Громадные, выпуклые, как ракушки, глаза Дон-Жуана полны боли и неимоверного страдания. И — слезами полны, Как у человека. Будто он хочет что-то сказать мне. Дескать, видишь, Федя, от людей-то ничего хорошего не дождешься… Потому-то и не подпускал я к себе…
Прибежал Мироныч с Ленькой.
— А где Ювеналий? — спрашивают. — Где Кави?
В самом деле — где они?
И тут только меня потрясает страшная мысль: а вдруг… их — тоже…

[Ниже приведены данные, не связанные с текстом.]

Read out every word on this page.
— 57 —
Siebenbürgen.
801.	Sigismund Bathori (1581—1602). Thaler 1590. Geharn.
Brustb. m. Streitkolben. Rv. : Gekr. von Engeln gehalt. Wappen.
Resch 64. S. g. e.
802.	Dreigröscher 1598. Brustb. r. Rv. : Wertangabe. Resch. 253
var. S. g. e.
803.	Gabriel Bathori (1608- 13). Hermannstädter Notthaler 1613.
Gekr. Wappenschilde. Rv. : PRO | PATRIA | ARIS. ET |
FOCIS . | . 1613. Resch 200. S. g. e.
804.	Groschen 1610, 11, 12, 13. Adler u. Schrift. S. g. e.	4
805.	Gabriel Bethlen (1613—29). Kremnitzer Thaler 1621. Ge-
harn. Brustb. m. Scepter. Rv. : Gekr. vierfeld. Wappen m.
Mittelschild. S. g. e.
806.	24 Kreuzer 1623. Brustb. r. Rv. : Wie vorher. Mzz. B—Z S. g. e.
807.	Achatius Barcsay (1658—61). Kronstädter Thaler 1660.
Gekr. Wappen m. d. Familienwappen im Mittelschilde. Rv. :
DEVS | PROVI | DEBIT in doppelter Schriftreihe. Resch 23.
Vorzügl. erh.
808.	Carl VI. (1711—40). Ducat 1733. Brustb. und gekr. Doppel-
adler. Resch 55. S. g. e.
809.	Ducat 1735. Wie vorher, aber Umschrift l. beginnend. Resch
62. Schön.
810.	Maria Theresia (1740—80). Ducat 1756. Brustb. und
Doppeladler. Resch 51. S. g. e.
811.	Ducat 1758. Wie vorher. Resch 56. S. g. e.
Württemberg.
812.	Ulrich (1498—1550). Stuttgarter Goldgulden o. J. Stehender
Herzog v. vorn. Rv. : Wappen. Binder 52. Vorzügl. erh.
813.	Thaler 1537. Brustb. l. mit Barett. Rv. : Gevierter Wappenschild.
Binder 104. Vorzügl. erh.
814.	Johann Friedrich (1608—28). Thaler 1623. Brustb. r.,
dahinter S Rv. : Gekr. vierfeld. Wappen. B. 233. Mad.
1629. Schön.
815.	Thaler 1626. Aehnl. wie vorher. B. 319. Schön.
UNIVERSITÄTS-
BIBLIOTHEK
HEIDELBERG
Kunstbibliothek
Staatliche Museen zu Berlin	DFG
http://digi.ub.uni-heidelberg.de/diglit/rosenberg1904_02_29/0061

— Ну-ка, Федя, загаси фонарь, — говорит Мироныч, тревожно всматриваясь в темноту. В правой руке он сжимает топор.
Тихо.
Вздрогнул и окончательно утих мой Дон-Жуан. Совсем, совсем не стало его. Лежит рядом — вот он. И — нету его.
— Ах, сволочи!
— Федя, тихо, кто-то идет, — шепчет Ленька. Неужели не наши? Что же тогда… Мы тискаем в руках ножи, готовые на все. Но тут впереди слышится знакомый и такой желанный сейчас голос Ювеналия:
— Не бойтесь, ребята, это мы!
Они показались с Кави, и не одни — тащили кого-то.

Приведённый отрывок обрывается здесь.